With that thought, we asked whether he views his programming as proprietary intellectual property for single-use application to the purchaser alone. He said, “My take is that customers pay for the programming I create. It’s not leased to them; they own it. So they can copy it, modify it, or do whatever they want to do to it after it leaves my hands. I’m not thrilled with the idea of someone stealing my programming ideas and giving it to other people. But once an item goes into the market you no longer have proprietary rights. It’s theirs, and they can tear it apart, try to improve it, or whatever. In the real world, that’s called R&D, and it’s been going on for 100 years.”
Of course, that’s only one man’s view in a sport that tends to abide by big-boy rules. The legal arena is something else again, but there was some foresight attached to establishment of the DMCA that allows for change. As part of the statute, the DMCA undergoes review every three years. During this process, it can create explicit exemptions. For example, previous reviews addressed cell phone unlocking or “jailbreaking,” and regulations were rewritten to require all nationwide mobile service providers to unlock cell phones for owners when changing providers, whereas before it was illegal to unlock your own phone.
This is the world we live in. There’s no returning to breaker-point ignitions and carburetors. Electronic brains in our motorcycles are here to stay, and their use will only grow more common and become more complex with every round of new-model introductions. The jury is still out on who owns the rights to the electronic programming contained within your motorcycle’s ECU.
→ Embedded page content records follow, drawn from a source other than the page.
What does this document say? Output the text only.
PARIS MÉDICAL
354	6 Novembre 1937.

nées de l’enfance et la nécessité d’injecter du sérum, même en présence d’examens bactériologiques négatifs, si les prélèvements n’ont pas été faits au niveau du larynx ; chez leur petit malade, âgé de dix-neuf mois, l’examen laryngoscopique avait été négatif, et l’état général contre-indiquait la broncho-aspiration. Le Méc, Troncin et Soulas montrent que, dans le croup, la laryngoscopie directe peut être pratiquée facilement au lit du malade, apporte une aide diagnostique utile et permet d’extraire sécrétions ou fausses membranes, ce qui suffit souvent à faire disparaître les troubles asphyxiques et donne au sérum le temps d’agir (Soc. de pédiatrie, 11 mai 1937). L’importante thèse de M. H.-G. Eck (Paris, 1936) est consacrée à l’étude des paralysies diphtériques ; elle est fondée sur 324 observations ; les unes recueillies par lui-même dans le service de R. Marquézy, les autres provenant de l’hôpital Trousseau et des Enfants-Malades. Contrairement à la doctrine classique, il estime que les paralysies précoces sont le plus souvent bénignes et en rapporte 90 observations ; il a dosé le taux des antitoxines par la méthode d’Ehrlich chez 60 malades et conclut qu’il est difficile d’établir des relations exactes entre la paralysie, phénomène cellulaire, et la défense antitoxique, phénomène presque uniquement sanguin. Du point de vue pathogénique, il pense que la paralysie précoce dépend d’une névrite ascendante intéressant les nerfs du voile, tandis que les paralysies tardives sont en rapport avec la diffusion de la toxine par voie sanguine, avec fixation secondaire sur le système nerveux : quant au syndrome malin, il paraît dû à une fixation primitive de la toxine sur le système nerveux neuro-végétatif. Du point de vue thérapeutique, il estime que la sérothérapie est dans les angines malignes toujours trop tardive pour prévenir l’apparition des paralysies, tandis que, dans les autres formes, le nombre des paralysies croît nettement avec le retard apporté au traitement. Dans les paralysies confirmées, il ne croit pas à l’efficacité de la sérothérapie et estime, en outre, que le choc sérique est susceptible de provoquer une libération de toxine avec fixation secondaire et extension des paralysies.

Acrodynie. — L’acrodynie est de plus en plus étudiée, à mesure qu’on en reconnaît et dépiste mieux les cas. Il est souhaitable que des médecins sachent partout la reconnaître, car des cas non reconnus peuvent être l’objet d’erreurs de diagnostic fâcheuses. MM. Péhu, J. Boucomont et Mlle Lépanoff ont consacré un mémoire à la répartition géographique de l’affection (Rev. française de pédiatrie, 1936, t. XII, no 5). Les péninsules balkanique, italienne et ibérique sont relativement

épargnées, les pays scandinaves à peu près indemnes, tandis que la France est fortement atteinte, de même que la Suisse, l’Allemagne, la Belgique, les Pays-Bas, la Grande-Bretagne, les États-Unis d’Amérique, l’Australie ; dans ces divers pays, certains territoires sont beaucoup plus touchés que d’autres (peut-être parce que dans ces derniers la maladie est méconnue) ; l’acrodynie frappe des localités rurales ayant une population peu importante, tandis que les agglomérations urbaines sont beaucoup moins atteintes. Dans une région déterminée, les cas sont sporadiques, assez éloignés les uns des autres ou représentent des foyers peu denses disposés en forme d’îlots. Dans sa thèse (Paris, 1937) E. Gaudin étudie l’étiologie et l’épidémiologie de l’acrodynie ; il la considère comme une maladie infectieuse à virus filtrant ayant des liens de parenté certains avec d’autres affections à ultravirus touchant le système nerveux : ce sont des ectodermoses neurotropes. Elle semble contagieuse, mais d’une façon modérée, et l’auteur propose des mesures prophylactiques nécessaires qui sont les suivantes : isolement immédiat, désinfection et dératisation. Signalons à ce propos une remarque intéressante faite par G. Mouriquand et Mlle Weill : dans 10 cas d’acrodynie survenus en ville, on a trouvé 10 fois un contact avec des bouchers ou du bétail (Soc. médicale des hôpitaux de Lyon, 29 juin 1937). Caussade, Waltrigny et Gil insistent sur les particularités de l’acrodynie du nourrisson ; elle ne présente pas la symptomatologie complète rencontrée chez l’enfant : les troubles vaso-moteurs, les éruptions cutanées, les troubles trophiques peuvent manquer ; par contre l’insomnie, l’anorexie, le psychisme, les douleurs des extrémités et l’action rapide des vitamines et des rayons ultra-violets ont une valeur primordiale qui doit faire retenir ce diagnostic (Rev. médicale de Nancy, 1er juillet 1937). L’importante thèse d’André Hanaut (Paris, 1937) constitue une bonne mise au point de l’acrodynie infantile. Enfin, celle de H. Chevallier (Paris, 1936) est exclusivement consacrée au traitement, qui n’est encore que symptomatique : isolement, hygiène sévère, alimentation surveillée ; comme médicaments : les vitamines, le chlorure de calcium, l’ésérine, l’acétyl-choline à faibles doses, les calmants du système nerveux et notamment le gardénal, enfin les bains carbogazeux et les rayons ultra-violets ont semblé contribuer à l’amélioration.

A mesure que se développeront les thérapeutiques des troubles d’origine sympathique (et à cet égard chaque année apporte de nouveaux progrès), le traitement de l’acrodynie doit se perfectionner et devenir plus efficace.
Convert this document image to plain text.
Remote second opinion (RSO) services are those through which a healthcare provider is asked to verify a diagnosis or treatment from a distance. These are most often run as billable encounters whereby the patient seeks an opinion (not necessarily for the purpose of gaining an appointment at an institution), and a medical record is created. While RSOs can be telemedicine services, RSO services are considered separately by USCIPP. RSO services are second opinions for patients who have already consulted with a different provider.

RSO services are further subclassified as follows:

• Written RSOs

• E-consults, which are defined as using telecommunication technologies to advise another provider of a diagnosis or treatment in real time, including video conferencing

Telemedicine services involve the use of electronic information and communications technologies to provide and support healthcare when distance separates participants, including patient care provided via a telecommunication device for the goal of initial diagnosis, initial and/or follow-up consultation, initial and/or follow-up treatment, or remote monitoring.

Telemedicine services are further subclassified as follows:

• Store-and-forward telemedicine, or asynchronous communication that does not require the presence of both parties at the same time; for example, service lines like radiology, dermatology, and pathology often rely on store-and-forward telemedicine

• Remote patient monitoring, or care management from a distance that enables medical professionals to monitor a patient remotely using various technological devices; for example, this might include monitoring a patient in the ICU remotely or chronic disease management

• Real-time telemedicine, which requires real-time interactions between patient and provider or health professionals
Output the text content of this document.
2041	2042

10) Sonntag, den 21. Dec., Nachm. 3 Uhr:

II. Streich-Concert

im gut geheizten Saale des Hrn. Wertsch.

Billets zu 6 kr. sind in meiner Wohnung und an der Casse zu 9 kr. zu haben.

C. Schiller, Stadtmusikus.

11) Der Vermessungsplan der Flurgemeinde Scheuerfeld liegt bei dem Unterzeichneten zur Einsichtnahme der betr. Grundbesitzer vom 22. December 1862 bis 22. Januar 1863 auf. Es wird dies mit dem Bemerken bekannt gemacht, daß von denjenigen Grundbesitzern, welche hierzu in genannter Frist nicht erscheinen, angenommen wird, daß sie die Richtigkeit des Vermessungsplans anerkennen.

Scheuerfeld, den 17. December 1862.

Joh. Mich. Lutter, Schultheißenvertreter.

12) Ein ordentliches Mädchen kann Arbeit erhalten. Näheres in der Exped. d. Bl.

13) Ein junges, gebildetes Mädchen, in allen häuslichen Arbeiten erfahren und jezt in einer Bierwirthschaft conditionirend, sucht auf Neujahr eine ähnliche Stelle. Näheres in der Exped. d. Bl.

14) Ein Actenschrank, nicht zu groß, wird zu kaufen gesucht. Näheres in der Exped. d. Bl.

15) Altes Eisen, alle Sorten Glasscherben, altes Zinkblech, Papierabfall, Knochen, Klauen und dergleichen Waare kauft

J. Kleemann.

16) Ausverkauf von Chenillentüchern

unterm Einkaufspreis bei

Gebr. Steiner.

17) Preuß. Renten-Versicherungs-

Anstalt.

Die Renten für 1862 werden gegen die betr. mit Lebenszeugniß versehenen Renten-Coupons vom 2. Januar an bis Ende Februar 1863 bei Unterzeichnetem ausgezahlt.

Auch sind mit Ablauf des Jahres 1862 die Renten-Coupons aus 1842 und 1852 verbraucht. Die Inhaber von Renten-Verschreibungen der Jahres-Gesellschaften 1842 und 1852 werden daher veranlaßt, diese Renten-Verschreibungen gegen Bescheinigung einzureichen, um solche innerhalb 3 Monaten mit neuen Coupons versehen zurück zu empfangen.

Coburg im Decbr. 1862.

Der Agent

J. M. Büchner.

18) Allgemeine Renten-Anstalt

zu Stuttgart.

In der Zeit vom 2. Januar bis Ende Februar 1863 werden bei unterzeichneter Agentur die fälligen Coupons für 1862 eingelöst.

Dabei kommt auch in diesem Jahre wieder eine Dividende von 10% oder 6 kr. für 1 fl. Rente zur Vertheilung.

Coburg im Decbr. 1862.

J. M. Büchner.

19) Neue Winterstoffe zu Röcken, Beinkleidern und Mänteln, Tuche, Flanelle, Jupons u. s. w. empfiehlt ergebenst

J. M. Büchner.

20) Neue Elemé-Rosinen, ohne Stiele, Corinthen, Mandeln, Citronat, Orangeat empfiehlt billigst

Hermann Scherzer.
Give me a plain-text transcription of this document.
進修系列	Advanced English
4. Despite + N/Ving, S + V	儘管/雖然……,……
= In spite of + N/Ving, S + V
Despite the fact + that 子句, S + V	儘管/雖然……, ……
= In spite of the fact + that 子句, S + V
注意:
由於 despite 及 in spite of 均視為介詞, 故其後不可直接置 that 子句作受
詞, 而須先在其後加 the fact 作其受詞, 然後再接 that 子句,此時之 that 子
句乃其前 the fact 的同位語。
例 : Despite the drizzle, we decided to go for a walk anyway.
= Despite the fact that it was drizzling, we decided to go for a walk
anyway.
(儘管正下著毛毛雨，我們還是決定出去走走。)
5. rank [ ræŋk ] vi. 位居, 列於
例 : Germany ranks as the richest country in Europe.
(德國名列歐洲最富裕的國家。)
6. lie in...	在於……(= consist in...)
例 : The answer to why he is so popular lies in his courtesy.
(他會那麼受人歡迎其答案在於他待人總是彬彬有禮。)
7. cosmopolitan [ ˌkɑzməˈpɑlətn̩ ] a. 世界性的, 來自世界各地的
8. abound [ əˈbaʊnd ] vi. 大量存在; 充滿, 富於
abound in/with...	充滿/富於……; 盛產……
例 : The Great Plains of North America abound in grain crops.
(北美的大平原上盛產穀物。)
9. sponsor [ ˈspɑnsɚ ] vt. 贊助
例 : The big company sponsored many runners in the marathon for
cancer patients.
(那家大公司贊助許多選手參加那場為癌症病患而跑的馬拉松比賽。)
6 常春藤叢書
The warranty on your brand-new bike may be declared null and void if you modify your bike, including software programming.
ECU and Warranty
Even if motorcycle manufacturers never decide to take legal action for copyright infringement relative to their ECU programming, there are other serious ramifications. The warranty on your brand-new bike may be declared null and void if you modify your bike, including software programming. And don’t think that a dealership or company reps can’t trace such changes; the ECU automatically records all alterations, so removing your mods prior to lodging a warranty claim just won’t cut it, though we know from the Magnusson-Moss protections that the denying manufacturer will have to prove the modifications caused or contributed to the failure in the first place. Now you know.
It’s Also About “Smog”
Stricter governmental regulation of motorcycle exhaust emissions is likely just around the corner. The Federal Clean Air Act, and California’s Air Resources Board (CARB), have been squeezing down emissions standards for decades. California already holds a stricter standard for exhaust emissions that requires special modifications for many new-model motorcycles, and CARB is also taking a more active role in identifying and laying huge fines on motorcycle dealerships that perform modifications that increase emissions. It’s very possible that one day your motorcycle’s recorded ECU data could be used against you if you’ve modified your software to boost power at the cost of heightened emissions.